Engagierte Christen in seiner Gemeinde, die vom Islam zum christlichen Glauben konvertiert waren, hätten bisher davon ausgehen können, dass sie hier in Deutschland als Flüchtlinge bleiben konnten, schreibt Martens auf seiner Facebook-Seite. Das habe sich deutlich geändert. Die Anhörungen des BAMF und die anschließenden Entscheidungen seien zu einem Glücksspiel geworden. Es gebe viele Anhörer beim BAMF, die in einer fairen Weise mit Asylsuchenden umgingen, so Martens, und auch viele positive Entscheidungen, die konvertierten Christen ein Bleiberecht in Deutschland zusprächen. Doch das Klima habe sich gewandelt. „In den letzten Monaten hat das BAMF viele neue Entscheider eingestellt, die im Schnellverfahren auf ihre Aufgaben vorbereitet wurden und die offenkundig sehr unterschiedliche persönliche Einstellungen zu christlichen Asylbewerbern haben.

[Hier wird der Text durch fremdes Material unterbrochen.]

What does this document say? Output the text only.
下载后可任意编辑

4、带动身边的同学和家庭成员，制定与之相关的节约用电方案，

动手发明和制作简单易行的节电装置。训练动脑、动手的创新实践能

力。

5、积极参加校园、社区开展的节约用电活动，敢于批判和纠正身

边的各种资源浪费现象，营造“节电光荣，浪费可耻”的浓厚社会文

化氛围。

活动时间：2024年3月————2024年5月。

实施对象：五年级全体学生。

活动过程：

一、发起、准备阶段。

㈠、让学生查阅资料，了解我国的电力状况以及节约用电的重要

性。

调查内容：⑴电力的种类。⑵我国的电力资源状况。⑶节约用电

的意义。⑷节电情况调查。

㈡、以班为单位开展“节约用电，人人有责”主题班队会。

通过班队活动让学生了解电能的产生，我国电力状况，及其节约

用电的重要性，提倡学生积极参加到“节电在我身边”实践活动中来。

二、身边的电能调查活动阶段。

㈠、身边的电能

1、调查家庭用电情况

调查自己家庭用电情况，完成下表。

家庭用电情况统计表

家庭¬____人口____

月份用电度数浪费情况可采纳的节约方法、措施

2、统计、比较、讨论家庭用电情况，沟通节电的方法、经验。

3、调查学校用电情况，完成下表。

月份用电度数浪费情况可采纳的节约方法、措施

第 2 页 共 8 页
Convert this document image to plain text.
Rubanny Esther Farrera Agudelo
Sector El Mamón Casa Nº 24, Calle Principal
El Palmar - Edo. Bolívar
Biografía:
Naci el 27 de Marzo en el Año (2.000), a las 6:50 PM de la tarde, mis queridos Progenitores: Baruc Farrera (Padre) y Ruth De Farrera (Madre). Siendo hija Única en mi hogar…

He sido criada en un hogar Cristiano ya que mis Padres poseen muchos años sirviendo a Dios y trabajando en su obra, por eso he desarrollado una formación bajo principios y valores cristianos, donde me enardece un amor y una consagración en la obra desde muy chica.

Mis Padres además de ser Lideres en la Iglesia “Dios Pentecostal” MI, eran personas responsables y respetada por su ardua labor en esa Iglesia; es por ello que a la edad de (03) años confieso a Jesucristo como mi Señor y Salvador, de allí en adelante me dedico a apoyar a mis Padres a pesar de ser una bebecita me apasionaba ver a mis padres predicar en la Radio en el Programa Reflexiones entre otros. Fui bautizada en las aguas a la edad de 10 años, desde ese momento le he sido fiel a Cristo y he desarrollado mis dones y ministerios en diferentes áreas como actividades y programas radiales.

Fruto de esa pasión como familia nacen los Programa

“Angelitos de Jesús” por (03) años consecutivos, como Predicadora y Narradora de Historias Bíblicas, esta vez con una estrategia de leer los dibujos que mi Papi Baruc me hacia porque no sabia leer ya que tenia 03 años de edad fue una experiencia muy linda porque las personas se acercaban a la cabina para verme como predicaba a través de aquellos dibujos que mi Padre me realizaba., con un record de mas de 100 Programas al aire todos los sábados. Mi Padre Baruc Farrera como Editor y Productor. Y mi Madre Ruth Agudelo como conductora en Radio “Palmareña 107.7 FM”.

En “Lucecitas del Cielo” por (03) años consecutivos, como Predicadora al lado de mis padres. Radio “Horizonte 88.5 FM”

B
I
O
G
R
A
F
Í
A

Manch einer lässt deutlich durchblicken, dass er Asylbewerber, die eine Konversion vom Islam zum christlichen Glauben als Asylgrund vorbringen, von vornherein für unglaubwürdig hält“, schreibt der Pfarrer. Schwerer wiege allerdings, dass es offenkundig keinerlei Vorgaben für die Anhörer gebe, wenn es darum gehe, die Ernsthaftigkeit einer Konversion zum christlichen Glauben festzustellen. „Und so erleben wir in vielen Anhörungen, wie in massiver Weise der Staat in kirchliche Belange eingreift und Kriterien für die Anerkennung als Christ aufstellt, die wenig mit den Kriterien zu tun haben, die die christlichen Kirchen selber benennen würden“, schreibt Martens.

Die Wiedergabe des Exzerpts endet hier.